After Davis set school freshman records with 61 catches and 776 yards last season, North Carolina coach Larry Fedora is calling for a minimum of 100 catches this year. Going up against his home-state team in the opener, people from Gaffney are calling for something else: his head.
“It’s a little bit of Clemson, but it’s lot of South Carolina where I’m from,” Davis said. “I hear it all the time: ‘Watch out for (Jadeveon) Clowney, you better watch out, they’re going to be good.’ But I don’t pay it no mind. I just try to go out and make plays.

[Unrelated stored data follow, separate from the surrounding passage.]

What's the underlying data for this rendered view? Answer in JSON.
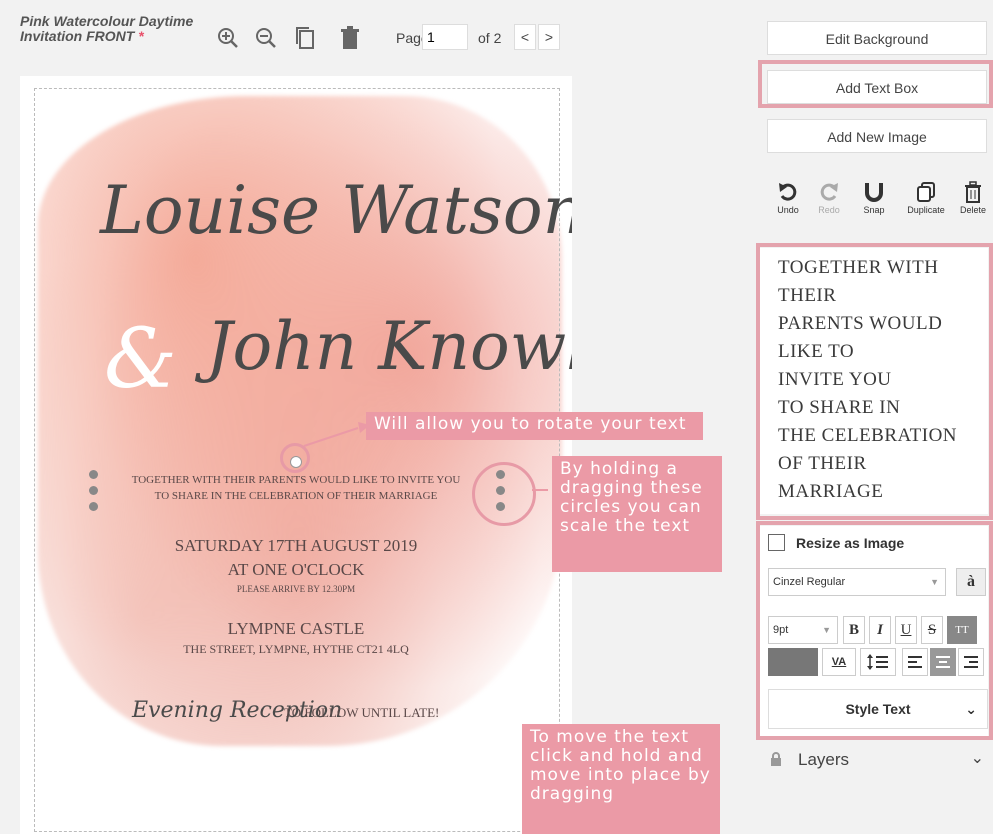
{
  "document": {
    "title": "Pink Watercolour Daytime Invitation FRONT",
    "required_mark": "*"
  },
  "toolbar": {
    "icons": [
      "zoom-in-icon",
      "zoom-out-icon",
      "copy-page-icon",
      "trash-icon"
    ],
    "page_label": "Page",
    "page_value": "1",
    "of_label": "of 2",
    "prev": "<",
    "next": ">"
  },
  "canvas": {
    "names_line1": "Louise Watson",
    "names_line2_amp": "&",
    "names_line2": "John Knowle",
    "together_line1": "TOGETHER WITH THEIR PARENTS WOULD LIKE TO INVITE YOU",
    "together_line2": "TO SHARE IN THE CELEBRATION OF THEIR MARRIAGE",
    "date": "SATURDAY 17TH AUGUST 2019",
    "time": "AT ONE O'CLOCK",
    "arrive": "PLEASE ARRIVE BY 12.30PM",
    "venue": "LYMPNE CASTLE",
    "address": "THE STREET, LYMPNE, HYTHE CT21 4LQ",
    "evening_script": "Evening Reception",
    "evening_rest": "TO FOLLOW UNTIL LATE!"
  },
  "callouts": {
    "rotate": "Will allow you to rotate your text",
    "scale": "By holding a dragging these circles you can scale the text",
    "move": "To move the text click and hold and move into place by dragging"
  },
  "panel": {
    "edit_background": "Edit Background",
    "add_text_box": "Add Text Box",
    "add_new_image": "Add New Image",
    "actions": {
      "undo": "Undo",
      "redo": "Redo",
      "snap": "Snap",
      "duplicate": "Duplicate",
      "delete": "Delete"
    },
    "text_lines": [
      "TOGETHER WITH",
      "THEIR",
      "PARENTS WOULD",
      "LIKE TO",
      "INVITE YOU",
      "TO SHARE IN",
      "THE CELEBRATION",
      "OF THEIR",
      "MARRIAGE"
    ],
    "resize_as_image": "Resize as Image",
    "font": "Cinzel Regular",
    "accent_glyph": "à",
    "size": "9pt",
    "bold": "B",
    "italic": "I",
    "underline": "U",
    "strike": "S",
    "tt": "TT",
    "va": "VA",
    "style_text": "Style Text",
    "layers": "Layers"
  },
  "colors": {
    "highlight": "#e4a3ad",
    "callout": "#eb9aa6",
    "wash": "#f2a898"
  }
}
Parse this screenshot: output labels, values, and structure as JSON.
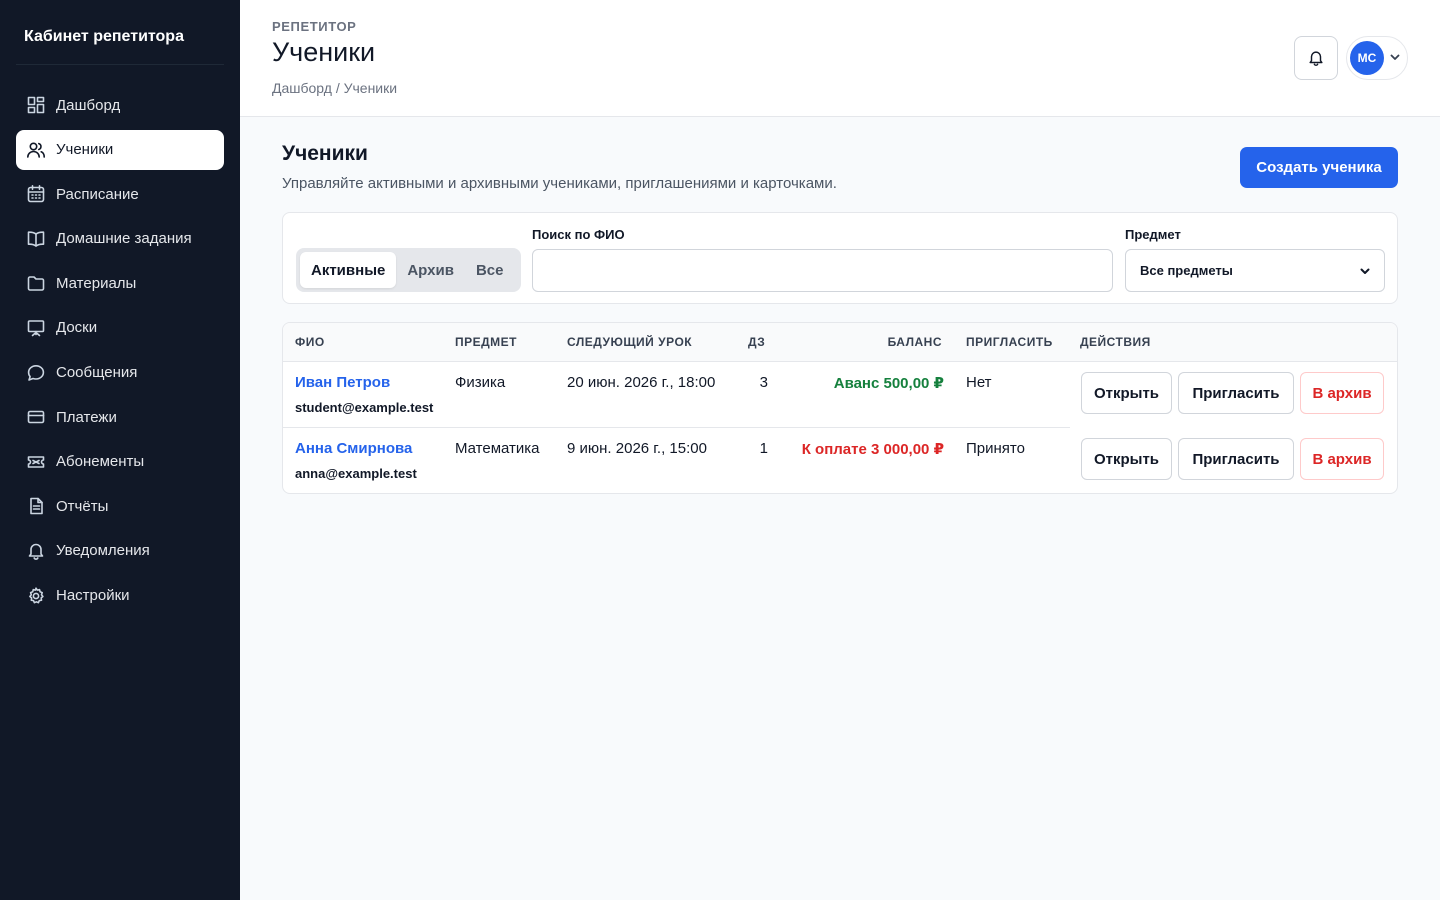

They could go 0-11, my town would still talk trash.”
Davis was never averse to talking trash himself on the field, but his personality off the field has started to blossom this season. Fedora says he never doubted Davis’ confidence, even when he was a shy, skinny freshman, but it’s bursting out now. Quarterback Bryn Renner said Davis is more vocal, calling for the ball instead of calling home every day.
The expectations set for Davis and tight end Eric Ebron, who Fedora has instructed to provide a minimum of 12 touchdowns, are steep. Even in North Carolina’s frenetic offense, those are lofty goals. Yet Davis is comfortable enough to laugh them off, easily.
“We can get two people over 100 catches,” Davis said. “We can get two people with 10, 20 touchdowns. Not 20 touchdowns. I’m exaggerating. But we throw the ball a whole bunch, so it’s realistic.”
After being challenged by Fedora to pack more muscle onto his “skinny, bird-chested” 6-foot-4 frame, Davis went to work in the weight room this summer. It wasn’t just about getting bigger for the sake of getting bigger, though.
After serving largely as a possession receiver last season, Davis will take on a bigger role in the offense this season, and Fedora wants to see more explosive plays, more finish, to go with those hands. Davis has proven he can go up and get the ball; this year, he’ll have to show he’s strong enough to do more with it once he has it.
“I don’t know how many times Quinshad was tackled inside the 5-yard line,” Fedora said. “You want to take your game to the next level? Let’s get the ball in the end zone, let’s not be denied.”
A year ago, all Davis could think about was going home. He’s going home now: bigger, stronger, more confident. Ready for the biggest game of his career.